Сельский знахарь Иван Кузьмич заболел. Некогда высокий, крепкий мужик, еще далеко не старый. Врачевал не только своих односельчан, но и всю округу. А тут, подишь ты, сам враз слег. Кости стало ломить. А с наступлением дождливых осенних дней и вовсе его скрутило. Да так, что ни согнуться, ни разогнуться. Никакие лекарства и собственные заговоры не помогали. А тут и новые болезни подоспели. Им, видимо, только дай слабину, сразу со всех сторон обложат.
Измученный болезнями Кузьмич стал чахнуть и угасать прямо на глазах. Лежит, кряхтит да постанывает. Есть совсем перестал. К нему, как и раньше, по привычке, заболевшие сельчане в надежде на помощь приходили. А он только жаловался им в ответ:
--Не помощник я вам, похоже, больше. К самому смерть уже подбирается.
Родные не на шутку всполошились. Внучка из города приехала. Врача знаменитого с собой привезла. Но и тот лишь развел руками, не смог определить причины угасания деда.

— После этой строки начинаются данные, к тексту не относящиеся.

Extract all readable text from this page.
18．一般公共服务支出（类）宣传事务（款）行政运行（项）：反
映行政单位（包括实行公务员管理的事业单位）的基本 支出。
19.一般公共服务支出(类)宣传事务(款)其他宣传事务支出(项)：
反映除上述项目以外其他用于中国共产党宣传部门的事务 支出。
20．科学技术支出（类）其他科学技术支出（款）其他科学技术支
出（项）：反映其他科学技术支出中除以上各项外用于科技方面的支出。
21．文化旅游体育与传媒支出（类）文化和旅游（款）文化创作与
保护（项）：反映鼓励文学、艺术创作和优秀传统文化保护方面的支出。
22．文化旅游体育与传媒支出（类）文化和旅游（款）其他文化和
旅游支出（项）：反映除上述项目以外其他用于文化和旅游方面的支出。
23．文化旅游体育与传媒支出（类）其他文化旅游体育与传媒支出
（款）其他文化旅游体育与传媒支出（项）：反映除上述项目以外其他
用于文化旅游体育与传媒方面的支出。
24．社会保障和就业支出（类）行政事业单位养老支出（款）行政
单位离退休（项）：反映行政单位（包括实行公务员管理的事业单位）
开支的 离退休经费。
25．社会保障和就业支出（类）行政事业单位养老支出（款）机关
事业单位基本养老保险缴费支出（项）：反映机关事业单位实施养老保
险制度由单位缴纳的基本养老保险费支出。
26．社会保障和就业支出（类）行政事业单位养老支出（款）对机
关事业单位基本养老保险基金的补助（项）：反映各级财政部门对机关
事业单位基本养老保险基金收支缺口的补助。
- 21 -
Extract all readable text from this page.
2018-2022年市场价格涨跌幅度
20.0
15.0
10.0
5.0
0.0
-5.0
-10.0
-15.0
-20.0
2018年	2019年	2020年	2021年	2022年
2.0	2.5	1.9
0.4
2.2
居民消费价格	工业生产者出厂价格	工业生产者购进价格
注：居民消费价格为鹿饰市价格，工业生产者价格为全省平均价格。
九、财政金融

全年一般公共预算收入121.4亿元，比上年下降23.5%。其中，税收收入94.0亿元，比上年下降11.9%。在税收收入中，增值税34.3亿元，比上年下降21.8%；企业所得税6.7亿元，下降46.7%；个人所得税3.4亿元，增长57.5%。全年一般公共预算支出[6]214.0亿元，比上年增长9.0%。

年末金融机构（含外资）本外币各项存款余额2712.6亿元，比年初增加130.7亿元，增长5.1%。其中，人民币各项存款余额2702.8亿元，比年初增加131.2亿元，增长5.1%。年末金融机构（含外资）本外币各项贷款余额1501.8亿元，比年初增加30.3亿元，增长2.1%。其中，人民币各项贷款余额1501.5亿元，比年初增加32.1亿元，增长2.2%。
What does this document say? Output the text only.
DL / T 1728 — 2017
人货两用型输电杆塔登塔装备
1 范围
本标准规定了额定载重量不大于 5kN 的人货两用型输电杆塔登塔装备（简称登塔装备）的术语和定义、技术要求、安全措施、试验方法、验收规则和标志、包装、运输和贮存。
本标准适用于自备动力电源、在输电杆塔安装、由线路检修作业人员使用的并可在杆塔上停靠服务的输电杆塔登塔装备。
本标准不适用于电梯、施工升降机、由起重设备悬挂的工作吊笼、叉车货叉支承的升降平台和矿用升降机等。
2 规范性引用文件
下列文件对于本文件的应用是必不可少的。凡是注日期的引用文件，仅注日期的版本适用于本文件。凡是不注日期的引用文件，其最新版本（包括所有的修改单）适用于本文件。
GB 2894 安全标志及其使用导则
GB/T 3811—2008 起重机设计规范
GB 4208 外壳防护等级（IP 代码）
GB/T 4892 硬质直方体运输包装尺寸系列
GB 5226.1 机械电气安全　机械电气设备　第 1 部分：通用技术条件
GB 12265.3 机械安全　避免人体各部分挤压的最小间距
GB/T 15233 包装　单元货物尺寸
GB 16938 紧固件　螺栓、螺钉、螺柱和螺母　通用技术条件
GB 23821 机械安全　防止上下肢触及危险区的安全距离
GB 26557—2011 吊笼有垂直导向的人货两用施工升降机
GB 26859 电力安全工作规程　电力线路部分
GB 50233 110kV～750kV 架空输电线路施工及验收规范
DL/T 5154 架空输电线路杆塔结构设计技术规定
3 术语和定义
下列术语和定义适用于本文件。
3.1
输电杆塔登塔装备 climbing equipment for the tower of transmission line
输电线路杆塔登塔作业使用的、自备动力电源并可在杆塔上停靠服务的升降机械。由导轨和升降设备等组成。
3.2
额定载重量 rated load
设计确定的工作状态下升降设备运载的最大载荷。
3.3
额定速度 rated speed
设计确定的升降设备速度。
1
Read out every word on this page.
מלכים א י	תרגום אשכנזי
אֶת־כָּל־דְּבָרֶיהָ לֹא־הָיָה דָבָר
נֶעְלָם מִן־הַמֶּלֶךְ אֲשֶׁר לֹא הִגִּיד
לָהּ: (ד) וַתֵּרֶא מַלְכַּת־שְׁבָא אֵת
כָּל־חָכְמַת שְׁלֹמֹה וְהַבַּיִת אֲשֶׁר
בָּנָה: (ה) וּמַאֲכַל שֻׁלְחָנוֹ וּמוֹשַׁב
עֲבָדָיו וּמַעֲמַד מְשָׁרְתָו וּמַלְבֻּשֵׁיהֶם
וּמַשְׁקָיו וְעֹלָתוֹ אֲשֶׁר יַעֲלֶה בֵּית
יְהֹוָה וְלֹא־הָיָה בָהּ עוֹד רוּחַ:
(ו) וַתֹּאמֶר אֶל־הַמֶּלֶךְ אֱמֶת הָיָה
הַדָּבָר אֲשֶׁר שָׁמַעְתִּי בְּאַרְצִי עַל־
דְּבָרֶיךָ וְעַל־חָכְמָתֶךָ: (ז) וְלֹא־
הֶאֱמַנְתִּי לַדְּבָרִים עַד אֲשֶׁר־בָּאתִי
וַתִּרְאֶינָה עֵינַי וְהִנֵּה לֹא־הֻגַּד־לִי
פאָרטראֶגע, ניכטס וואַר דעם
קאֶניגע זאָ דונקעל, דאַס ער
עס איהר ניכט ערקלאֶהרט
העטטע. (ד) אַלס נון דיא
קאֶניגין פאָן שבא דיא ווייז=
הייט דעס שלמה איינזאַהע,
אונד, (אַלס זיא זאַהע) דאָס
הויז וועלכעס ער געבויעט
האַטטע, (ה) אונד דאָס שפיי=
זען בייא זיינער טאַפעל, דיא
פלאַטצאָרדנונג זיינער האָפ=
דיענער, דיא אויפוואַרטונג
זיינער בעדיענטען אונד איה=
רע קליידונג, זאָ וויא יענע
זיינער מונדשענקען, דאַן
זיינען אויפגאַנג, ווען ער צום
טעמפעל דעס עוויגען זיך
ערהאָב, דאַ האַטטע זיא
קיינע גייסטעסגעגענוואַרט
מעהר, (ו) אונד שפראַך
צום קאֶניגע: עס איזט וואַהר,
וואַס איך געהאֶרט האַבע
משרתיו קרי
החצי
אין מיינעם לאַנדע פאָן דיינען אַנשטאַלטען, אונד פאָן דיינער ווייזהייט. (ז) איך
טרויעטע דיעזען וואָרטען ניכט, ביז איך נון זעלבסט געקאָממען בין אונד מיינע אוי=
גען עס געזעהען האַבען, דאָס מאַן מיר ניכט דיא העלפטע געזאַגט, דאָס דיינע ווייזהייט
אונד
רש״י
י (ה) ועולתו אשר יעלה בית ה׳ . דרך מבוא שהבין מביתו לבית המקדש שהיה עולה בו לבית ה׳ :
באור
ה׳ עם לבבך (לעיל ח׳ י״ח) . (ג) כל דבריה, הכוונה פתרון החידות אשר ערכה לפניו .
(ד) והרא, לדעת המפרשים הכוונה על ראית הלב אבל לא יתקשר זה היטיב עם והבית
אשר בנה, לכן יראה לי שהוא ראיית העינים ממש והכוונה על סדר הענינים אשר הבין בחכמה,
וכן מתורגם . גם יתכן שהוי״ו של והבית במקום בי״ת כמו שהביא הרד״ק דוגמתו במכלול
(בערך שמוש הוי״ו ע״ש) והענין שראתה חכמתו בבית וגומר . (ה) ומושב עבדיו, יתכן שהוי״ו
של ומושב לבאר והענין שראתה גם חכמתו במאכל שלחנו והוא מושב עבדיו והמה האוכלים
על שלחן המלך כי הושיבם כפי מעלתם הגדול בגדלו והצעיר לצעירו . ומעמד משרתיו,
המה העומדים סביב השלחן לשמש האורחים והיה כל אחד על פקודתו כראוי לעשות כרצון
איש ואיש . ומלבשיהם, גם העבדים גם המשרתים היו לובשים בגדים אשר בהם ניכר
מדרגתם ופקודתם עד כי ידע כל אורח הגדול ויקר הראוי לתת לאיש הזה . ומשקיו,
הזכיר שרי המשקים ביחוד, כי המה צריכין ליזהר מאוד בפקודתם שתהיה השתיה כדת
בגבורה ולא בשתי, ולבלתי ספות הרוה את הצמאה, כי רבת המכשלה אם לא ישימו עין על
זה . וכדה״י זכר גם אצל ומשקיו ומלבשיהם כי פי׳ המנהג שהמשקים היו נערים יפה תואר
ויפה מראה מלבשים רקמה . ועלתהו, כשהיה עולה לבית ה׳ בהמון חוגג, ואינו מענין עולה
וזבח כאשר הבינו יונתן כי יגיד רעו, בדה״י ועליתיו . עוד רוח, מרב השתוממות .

Когда внучка собралась уезжать в город, Иван Кузьмич сказал ей:
--Давай прощаться. Не свидеться нам, скорее всего, больше.
Внучка расплакалась.
--Может, я чем-нибудь могу тебе, дед, помочь? Может, у тебя какое-нибудь желание есть?
Иван Кузьмич задумался. Из суетной прошлой жизни сельского жителя ему особенно запомнился один обед в столовой райцентра. Очень ему тогда понравилось блюдо из жареной рыбы. Исчезла она давно с прилавков магазинов и столовых. Молодежь-то и слова такого уже не знает.
Мечтательно сказал внучке:
--Очень хотелось бы напоследок еще разок попробовать простипому. Лучше ничего не пробовал!
Просьба деда повергла внучку в недоумение. Стала советоваться с бабушкой.
--Ишь, что удумал,- вздохнула она.- Совсем, видно, умом плох стал, старый. На все село хочет опозорить.
Вытерла краем платка выкатившуюся из глаз слезу и отрешенно сказала:
-- Бог ему судья. Присмотри ему, внученька, эту самую простипому. Может, и полегчает.
Не прошло и двух дней, как внучка снова приехала. Да не одна. С ней была молодая красивая девица. Ее можно было бы счесть подружкой внучки. Но уж больно она выделялась одеждой. Коротенькая шубка нараспашку, высокие красные сапожки, надетые на чулки в сеточку, узкая юбчонка и полупрозрачная кофта с глубоким вырезом.
Войдя в комнату, полную сочувствующих односельчан, перекатывая во рту со стороны в сторону жвачку, спросила:
--Ну, и кто здесь больной?
Дед, увидев девушку, аж привстал на кровати, и с нескрываемым интересом уставился на нее. Все облегченно вздохнули: деду явно полегчало. А та, оглядев изумленных эффектом, произведенным ею на Ивана Кузьмича, требовательно сказала:
--Ну, что пялитесь? Освободите комнату. Не при всех же мне начинать работать!
Присутствующие суетливо поспешили к выходу.
Как только за ними закрылась дверь, сразу же услышали вскрик и энергичный скрип кровати. На лицах некоторых сельчан уже стали появляться понимающие улыбки, как вдруг двери с грохотом распахнулись и из комнаты выскочил в одном исподнем всколоченный Иван Кузьмич.
--Вы что мне тут устроили, бесстыдницы!- дико вращая очами, вскричал он, обращаясь к внучке и жене.
--Так ты же сам просил, привезти тебе проститутку,- ответила дочь.
Пришла очередь изумляться Кузьмичу. Смущаясь, он попытался объяснить суть своей невинной просьбы:
--Была в наши молодые годы такая рыба - простипома. Жирная, вкусная. А если пожарить ее на маслице, да на открытом огне - пальчики оближешь. А вы вон что подумали! Эх-ма!...
Но все обратили внимание, что Иван Кузьмич передвигался впервые за долгое время очень резво и без посторонней помощи. Видимо, и впрямь хорошая рыба была простипома!